Let me start out by saying today was a bit of an emotional roller-coaster. The mass shooting in Vegas really hurt me. I was devastated and scared and angry and a blubbering mess for most of the morning. My heart was hurting and I wanted to pull the covers over my head and pretend the world didn’t exist.
I pushed myself through it. I let myself cry when I needed to cry and then moved on with trying to enjoy my time here. There is a park right across from where I am staying so I pulled myself together and did some yoga under a large tree. It was relaxing and peaceful and gave me hope.
After yoga, I prepared for tonight’s show and then headed to Barleycorn’s. I had no idea what to expect. My host told me that this place is a small dive bar but it was way bigger than what she described. I met some really awesome people tonight. They were kind and interesting and I was pleasantly surprised at how diverse the crowd was. They played some of my personal favorite songs and the backyard patio was perfectly serene. It was just enough dive to have character but enough class to feel safe.
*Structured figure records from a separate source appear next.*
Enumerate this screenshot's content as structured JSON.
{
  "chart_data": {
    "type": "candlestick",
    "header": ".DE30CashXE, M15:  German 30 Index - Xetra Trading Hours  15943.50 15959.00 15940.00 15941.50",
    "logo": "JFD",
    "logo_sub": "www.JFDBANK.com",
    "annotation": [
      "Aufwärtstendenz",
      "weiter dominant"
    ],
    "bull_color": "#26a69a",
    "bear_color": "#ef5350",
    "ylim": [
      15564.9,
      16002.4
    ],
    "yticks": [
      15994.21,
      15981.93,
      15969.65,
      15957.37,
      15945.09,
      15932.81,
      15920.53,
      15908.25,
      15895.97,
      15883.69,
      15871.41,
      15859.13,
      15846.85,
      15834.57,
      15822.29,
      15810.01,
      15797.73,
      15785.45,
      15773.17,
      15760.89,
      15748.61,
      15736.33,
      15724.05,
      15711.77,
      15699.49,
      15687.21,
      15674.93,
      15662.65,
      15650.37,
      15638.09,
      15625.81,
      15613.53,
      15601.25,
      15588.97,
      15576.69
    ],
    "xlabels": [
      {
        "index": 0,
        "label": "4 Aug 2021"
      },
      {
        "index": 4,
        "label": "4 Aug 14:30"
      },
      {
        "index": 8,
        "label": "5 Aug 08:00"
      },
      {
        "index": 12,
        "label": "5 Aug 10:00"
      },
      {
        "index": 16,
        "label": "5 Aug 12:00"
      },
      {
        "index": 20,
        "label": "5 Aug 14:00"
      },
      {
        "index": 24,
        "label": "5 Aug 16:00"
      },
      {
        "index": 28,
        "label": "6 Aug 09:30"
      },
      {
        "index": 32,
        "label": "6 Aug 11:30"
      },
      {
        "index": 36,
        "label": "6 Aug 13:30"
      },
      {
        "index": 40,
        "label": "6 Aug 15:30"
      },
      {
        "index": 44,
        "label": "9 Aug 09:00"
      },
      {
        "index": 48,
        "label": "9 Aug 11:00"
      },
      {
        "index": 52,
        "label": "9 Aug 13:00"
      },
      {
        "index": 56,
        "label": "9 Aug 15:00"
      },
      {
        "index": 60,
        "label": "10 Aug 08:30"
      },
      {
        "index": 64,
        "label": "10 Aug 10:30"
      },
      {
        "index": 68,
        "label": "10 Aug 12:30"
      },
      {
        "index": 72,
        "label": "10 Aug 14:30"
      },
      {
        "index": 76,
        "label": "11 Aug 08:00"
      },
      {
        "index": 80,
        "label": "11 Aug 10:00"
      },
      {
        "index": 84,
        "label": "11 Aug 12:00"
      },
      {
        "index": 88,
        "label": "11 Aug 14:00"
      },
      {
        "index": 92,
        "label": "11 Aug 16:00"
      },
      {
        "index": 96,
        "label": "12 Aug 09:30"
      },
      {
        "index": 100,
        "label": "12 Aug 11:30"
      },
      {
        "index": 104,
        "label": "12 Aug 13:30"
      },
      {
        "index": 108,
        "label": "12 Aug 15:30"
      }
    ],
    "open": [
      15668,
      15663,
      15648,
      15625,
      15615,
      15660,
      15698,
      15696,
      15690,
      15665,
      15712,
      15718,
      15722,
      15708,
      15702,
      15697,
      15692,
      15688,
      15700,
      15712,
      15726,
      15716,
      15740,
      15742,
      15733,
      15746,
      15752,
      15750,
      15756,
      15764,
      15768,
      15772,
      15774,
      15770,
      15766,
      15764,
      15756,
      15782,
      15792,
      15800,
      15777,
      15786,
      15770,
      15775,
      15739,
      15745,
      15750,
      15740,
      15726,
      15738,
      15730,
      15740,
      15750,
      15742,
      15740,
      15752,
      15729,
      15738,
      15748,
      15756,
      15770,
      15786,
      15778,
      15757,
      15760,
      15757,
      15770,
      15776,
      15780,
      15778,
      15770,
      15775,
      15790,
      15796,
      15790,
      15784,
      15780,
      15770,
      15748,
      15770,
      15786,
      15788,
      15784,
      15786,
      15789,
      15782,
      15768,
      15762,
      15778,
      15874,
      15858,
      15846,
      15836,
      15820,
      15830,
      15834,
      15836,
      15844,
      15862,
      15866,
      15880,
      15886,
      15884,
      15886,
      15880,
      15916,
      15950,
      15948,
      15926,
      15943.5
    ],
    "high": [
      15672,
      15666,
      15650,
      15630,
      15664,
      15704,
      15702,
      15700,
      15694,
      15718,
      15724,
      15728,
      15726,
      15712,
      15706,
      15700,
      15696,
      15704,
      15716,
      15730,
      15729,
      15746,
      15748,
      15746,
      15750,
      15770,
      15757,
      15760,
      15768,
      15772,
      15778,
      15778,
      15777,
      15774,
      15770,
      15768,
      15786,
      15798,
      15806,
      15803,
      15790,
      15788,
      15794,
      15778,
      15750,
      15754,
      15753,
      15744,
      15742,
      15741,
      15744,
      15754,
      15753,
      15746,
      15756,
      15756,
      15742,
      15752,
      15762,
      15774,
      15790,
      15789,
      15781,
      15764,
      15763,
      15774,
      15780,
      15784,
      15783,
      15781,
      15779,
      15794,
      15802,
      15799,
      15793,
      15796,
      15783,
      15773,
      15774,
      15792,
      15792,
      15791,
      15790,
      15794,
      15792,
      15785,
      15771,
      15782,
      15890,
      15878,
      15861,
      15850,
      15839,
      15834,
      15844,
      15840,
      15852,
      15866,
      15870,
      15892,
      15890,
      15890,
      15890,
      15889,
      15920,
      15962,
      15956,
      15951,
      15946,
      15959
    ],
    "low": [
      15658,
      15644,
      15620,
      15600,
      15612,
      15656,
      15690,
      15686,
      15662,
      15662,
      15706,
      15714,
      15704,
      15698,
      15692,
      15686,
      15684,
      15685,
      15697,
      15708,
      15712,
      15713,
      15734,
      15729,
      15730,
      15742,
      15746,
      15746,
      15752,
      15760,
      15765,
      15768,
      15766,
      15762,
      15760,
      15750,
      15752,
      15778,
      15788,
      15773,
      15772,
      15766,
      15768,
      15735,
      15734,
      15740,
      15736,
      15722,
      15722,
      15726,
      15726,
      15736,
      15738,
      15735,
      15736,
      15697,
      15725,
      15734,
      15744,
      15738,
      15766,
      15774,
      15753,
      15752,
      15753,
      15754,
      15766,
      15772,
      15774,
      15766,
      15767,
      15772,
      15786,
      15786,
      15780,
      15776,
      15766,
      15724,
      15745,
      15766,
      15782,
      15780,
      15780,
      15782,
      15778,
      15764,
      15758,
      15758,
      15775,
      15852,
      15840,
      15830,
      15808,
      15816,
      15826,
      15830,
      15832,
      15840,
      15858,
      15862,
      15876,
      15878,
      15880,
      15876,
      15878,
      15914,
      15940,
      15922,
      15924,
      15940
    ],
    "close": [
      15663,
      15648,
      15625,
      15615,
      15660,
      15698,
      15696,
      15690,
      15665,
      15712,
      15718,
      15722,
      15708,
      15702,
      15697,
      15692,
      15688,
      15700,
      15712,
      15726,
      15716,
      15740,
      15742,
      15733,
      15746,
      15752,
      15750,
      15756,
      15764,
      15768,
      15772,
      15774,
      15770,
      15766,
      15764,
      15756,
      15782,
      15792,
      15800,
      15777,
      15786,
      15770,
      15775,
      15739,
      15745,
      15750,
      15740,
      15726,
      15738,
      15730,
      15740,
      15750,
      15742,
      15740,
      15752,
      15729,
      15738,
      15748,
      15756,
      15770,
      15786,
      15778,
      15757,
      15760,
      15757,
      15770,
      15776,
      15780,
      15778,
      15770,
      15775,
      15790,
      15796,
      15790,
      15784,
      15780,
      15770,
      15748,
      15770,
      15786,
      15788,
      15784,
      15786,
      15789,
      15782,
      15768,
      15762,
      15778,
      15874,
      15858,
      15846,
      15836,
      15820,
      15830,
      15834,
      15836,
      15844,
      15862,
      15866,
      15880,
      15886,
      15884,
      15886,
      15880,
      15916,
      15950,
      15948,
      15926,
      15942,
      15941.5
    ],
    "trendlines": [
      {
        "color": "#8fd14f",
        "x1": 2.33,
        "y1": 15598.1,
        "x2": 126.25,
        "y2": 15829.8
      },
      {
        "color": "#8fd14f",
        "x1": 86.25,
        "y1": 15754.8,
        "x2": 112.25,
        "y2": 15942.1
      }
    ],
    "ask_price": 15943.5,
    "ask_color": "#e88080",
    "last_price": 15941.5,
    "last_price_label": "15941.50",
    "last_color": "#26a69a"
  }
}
Everyone who performed tonight was so talented. When it was my turn to go up, I sang my heart out. I just felt so comfortable and was in such a good place mentally that I wasn’t as nervous as I normally am. They even let me sing an extra song! The people in Wichita are so laid-back and welcoming. I can totally see why bands stop to play here.
I feel so happy right now. I wish the whole world could feel this way all the time.